Siempre pienso en el libro X de San Agustín, dónde se pregunta ¿qué es el tiempo?
Siempre volveremos a esas preguntas fundamentales, aunque las respuestas no sean las mismas. ¿qué es el tiempo para estos peruanos como yo? Pues es espacio, es naturaleza, es lentitud, es habla, compañía, tan simple, que claro, para alguien que quiere una vida contemplativa, hace fantasear...
Es extraño, ahora caigo que, una separación afectiva, me ha llevado a recorrer primero México, luego regresar a Lima interiormente para luego ir a Veneuzela, finalmente ese recorrido ha sido interior, por todas esos caminos cargados de sentido, de significados... es muy extraño, o es que simplemente somos ese manuscrito donde todo se inscribe. Mi Palincesto.
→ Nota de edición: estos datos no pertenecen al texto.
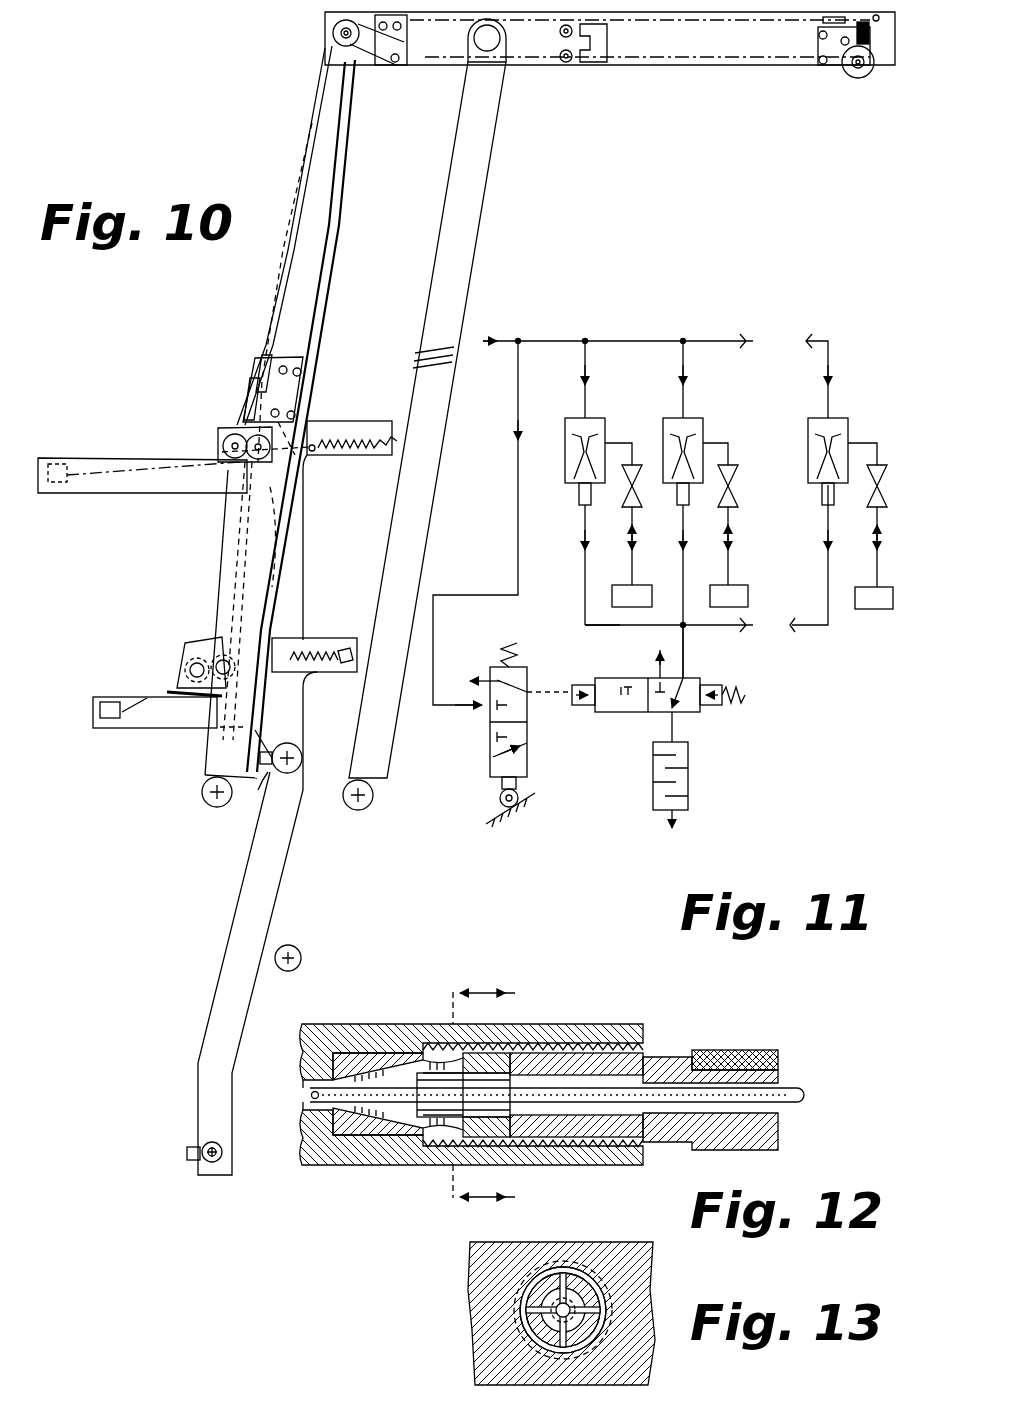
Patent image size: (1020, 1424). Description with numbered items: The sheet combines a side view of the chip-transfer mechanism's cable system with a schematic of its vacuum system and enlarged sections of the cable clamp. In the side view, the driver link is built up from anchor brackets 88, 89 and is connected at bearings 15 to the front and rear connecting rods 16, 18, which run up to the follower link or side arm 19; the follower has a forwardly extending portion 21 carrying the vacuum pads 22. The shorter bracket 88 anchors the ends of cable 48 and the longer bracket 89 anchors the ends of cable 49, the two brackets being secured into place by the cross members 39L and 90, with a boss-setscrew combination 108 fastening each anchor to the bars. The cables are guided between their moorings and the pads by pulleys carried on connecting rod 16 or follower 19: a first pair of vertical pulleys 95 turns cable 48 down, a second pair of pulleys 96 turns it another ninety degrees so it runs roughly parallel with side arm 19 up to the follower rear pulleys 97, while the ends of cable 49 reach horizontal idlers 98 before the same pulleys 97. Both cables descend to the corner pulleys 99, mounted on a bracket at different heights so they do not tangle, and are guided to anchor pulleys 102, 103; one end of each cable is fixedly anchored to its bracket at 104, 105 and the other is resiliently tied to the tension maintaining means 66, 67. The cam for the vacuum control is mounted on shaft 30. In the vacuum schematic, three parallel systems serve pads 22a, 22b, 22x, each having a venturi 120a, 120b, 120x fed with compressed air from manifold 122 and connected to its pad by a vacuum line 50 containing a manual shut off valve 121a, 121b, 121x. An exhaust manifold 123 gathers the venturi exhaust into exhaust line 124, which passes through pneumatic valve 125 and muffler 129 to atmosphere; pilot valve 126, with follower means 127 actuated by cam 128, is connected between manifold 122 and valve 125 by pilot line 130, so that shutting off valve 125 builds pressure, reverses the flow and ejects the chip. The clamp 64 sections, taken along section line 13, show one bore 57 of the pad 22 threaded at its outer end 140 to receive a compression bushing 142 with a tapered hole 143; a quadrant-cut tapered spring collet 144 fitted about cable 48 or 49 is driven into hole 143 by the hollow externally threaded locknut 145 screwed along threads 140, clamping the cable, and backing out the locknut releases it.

In FIG. 10, the bearings 15 is at (206, 804).
In FIG. 10, the front connecting rod 16 is at (345, 150).
In FIG. 10, the rear connecting rod 18 is at (492, 150).
In FIG. 10, the follower link 19 is at (333, 36).
In FIG. 10, the forwardly extending portion 21 is at (892, 63).
In FIG. 10, the shaft 30 is at (300, 952).
In FIG. 10, the shaft 39L is at (215, 1163).
In FIG. 10, the cable 48 is at (178, 672).
In FIG. 12, the cable 48 is at (592, 1078).
In FIG. 13, the cable 48 is at (466, 1332).
In FIG. 10, the cable 49 is at (112, 464).
In FIG. 12, the cable 49 is at (825, 1076).
In FIG. 13, the cable 49 is at (557, 1318).
In FIG. 11, the vacuum line 50 is at (632, 565).
In FIG. 10, the tension maintaining means 66 is at (315, 651).
In FIG. 10, the tension maintaining means 67 is at (336, 421).
In FIG. 10, the short cable anchor bracket 88 is at (278, 888).
In FIG. 10, the long cable anchor bracket 89 is at (306, 542).
In FIG. 10, the crossbar 90 is at (300, 754).
In FIG. 10, the first pair of vertical pulleys 95 is at (872, 30).
In FIG. 10, the second pair of vertical pulleys 96 is at (868, 78).
In FIG. 10, the follower rear pulleys 97 is at (338, 46).
In FIG. 10, the horizontal idlers 98 is at (823, 21).
In FIG. 10, the corner pulleys 99 is at (241, 400).
In FIG. 10, the anchor pulley 102 is at (200, 700).
In FIG. 10, the anchor pulley 103 is at (228, 440).
In FIG. 10, the anchor 104 is at (100, 702).
In FIG. 10, the anchor 105 is at (58, 463).
In FIG. 10, the boss-setscrew combination 108 is at (262, 767).
In FIG. 11, the venturi 120a is at (590, 418).
In FIG. 11, the venturi 120b is at (690, 418).
In FIG. 11, the venturi 120x is at (835, 418).
In FIG. 11, the manual shut off valve 121a is at (633, 487).
In FIG. 11, the manual shut off valve 121b is at (729, 487).
In FIG. 11, the manual shut off valve 121x is at (878, 487).
In FIG. 11, the compressed air manifold 122 is at (519, 372).
In FIG. 11, the vacuum pad 22a is at (655, 578).
In FIG. 11, the vacuum pad 22b is at (742, 590).
In FIG. 11, the vacuum pad 22x is at (886, 591).
In FIG. 11, the exhaust manifold 123 is at (613, 628).
In FIG. 11, the exhaust line 124 is at (684, 644).
In FIG. 11, the pneumatic valve 125 is at (680, 712).
In FIG. 11, the pilot valve 126 is at (528, 752).
In FIG. 11, the mechanical follower means 127 is at (518, 784).
In FIG. 11, the cam 128 is at (536, 806).
In FIG. 11, the muffler 129 is at (689, 800).
In FIG. 11, the pilot line 130 is at (545, 692).
In FIG. 12, the section line 13 is at (482, 1091).
In FIG. 12, the vacuum pad 22 is at (615, 1024).
In FIG. 13, the vacuum pad 22 is at (480, 1295).
In FIG. 12, the bore 57 is at (305, 1112).
In FIG. 13, the bore 57 is at (563, 1310).
In FIG. 12, the clamp 64 is at (768, 1030).
In FIG. 12, the threads 140 is at (632, 1150).
In FIG. 13, the threads 140 is at (605, 1273).
In FIG. 12, the compression bushing 142 is at (372, 1053).
In FIG. 12, the tapered hole 143 is at (415, 1118).
In FIG. 12, the tapered spring metal collet 144 is at (365, 1135).
In FIG. 13, the tapered spring metal collet 144 is at (530, 1290).
In FIG. 12, the locknut 145 is at (665, 1060).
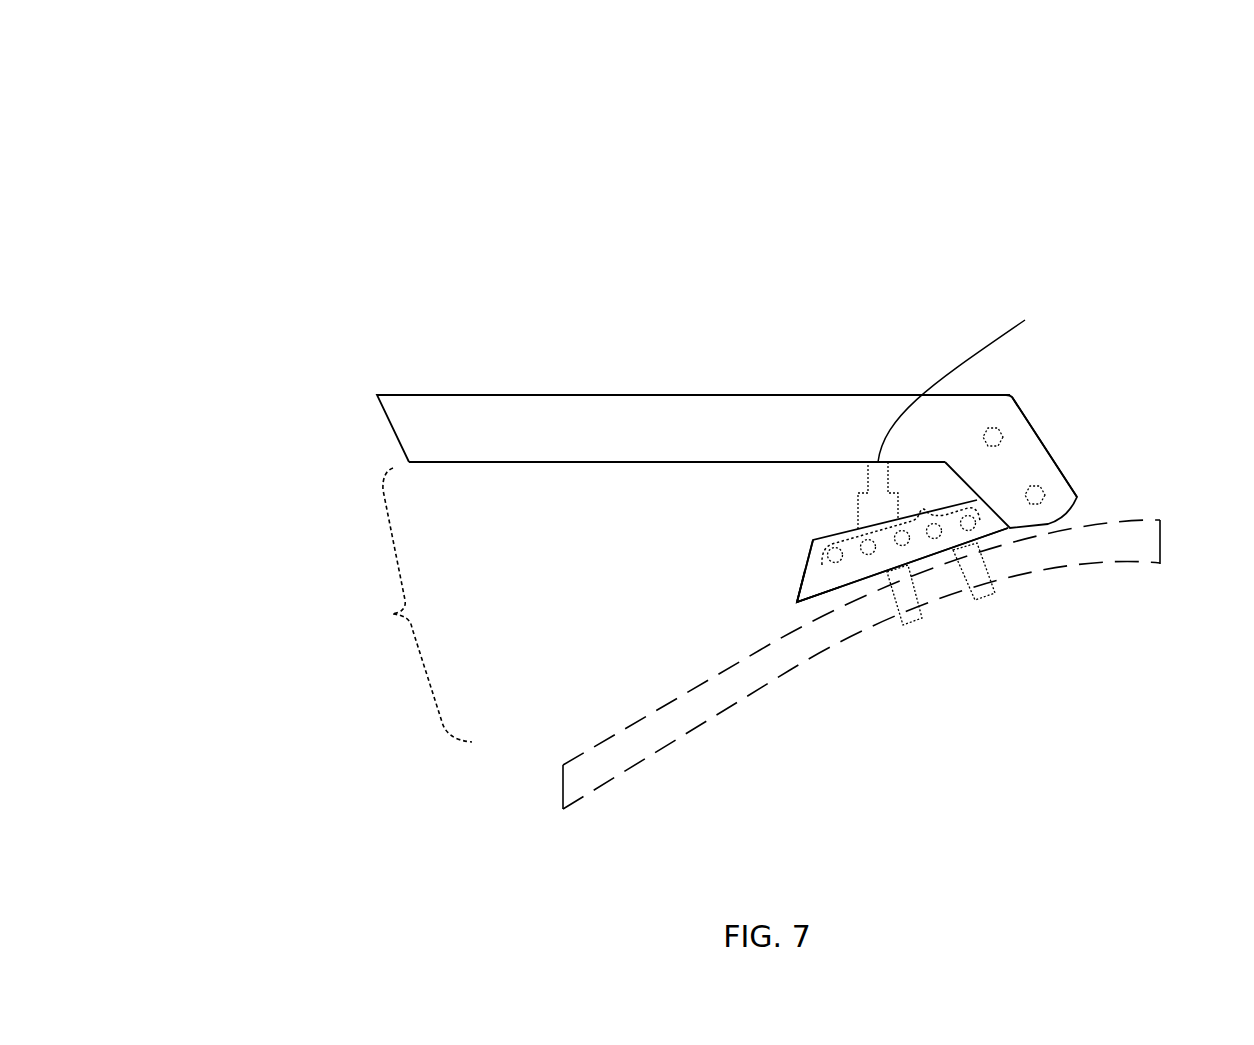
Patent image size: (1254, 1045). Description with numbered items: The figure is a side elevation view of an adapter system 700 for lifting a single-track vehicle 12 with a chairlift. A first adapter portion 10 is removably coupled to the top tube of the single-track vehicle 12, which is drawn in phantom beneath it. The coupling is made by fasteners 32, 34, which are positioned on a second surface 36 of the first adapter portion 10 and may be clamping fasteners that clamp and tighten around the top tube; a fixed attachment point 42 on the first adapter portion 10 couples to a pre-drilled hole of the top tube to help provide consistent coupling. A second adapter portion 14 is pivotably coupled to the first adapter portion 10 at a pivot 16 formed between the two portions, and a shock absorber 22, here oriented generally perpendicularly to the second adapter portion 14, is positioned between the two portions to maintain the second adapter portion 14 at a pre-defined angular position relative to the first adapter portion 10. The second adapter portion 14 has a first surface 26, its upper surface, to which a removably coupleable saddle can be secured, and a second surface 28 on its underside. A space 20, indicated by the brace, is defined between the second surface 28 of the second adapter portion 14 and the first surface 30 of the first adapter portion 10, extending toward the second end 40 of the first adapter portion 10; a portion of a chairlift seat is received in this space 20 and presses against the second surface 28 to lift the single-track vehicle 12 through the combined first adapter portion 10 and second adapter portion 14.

The mounting assembly view 700 is at (214, 49).
The first adapter portion 10 is at (800, 602).
The single-track vehicle 12 is at (583, 735).
The second adapter portion 14 is at (993, 395).
The pivot 16 is at (1070, 452).
The space 20 is at (406, 605).
The shock absorber 22 is at (969, 386).
The first surface 26 is at (648, 371).
The second surface 28 is at (640, 490).
The first surface 30 is at (825, 518).
The fastener 32 is at (905, 625).
The fastener 34 is at (975, 600).
The second surface 36 is at (856, 590).
The second end 40 is at (785, 580).
The fixed attachment point 42 is at (923, 510).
insisto, el nexo, tal como lo han creado algunos escritores en Francia, pienso en Rimbaud y su relación con la Comuna, en Víctor Hugo y la República, o en Chateaubriand (¿por qué su libro se llama Memorias de ultratumba, por qué se entierra en vida?), Madame de Stael y Flora Tristán, Marcel Proust y el Affaire Dreyfus, no han dejado de crear esos nexos, esos lugares de paso (vasos comunicantes) en la memoria, nosotros, con Mariátegui, Vallejo, y Arguedas, hemos tratado de pasar por ahí, es decir, reconocer ese mundo andino, intenso como nuestro, traducirlo. Todo es traducción. Pero ese mundo, como todavía hay otros (los ashaninkas en nuestra selva, los yanomamis, en el Orinoco) existen. Tienen rostro. Yo quisiera cambiar la mirada, que no sean Levi-Strauss o los neo-darwinistas, ser yo la que se recorre en ellos. Lanzarme a atravesar de nuevo esos ríos, qué ganas!
La literatura de ahora, y la novela, representa mejor ese mundo que pasó de forma acelerada del semifeudal al capitalismo acumulativo, especulativo y voraz que existe ahora en casi todas las ciudades del Perú. Es el mundo "chicha", mezcla de lo andino y de lo criollo (del mundo semifeudal , el gamonal, el cacique, y el mundo del capital ilimitado que alimenta la imaginación del nuevo empresario) que una elite diseca en bares de moda, "a lo andino", o comida, a lo andino, pero sin poner en ningún momento en duda las categorías de superior, inferior, blanco-mestizo, todo me parece tan estereotipado... Es decir, todo lo que tiene color local es visto por los propios peruanoAs como exótico, como extranjero. La mirada exótica no es la mirada de la proximidad ni del encuentro, es la mirada alejada o la ausencia de mirada. Es así como somos vistas también las Mujeres, y de ahí que podríamos entender mejor lo que sucede. Y no, no garantiza nada hay que estar en condiciones de ver... la atención es importante.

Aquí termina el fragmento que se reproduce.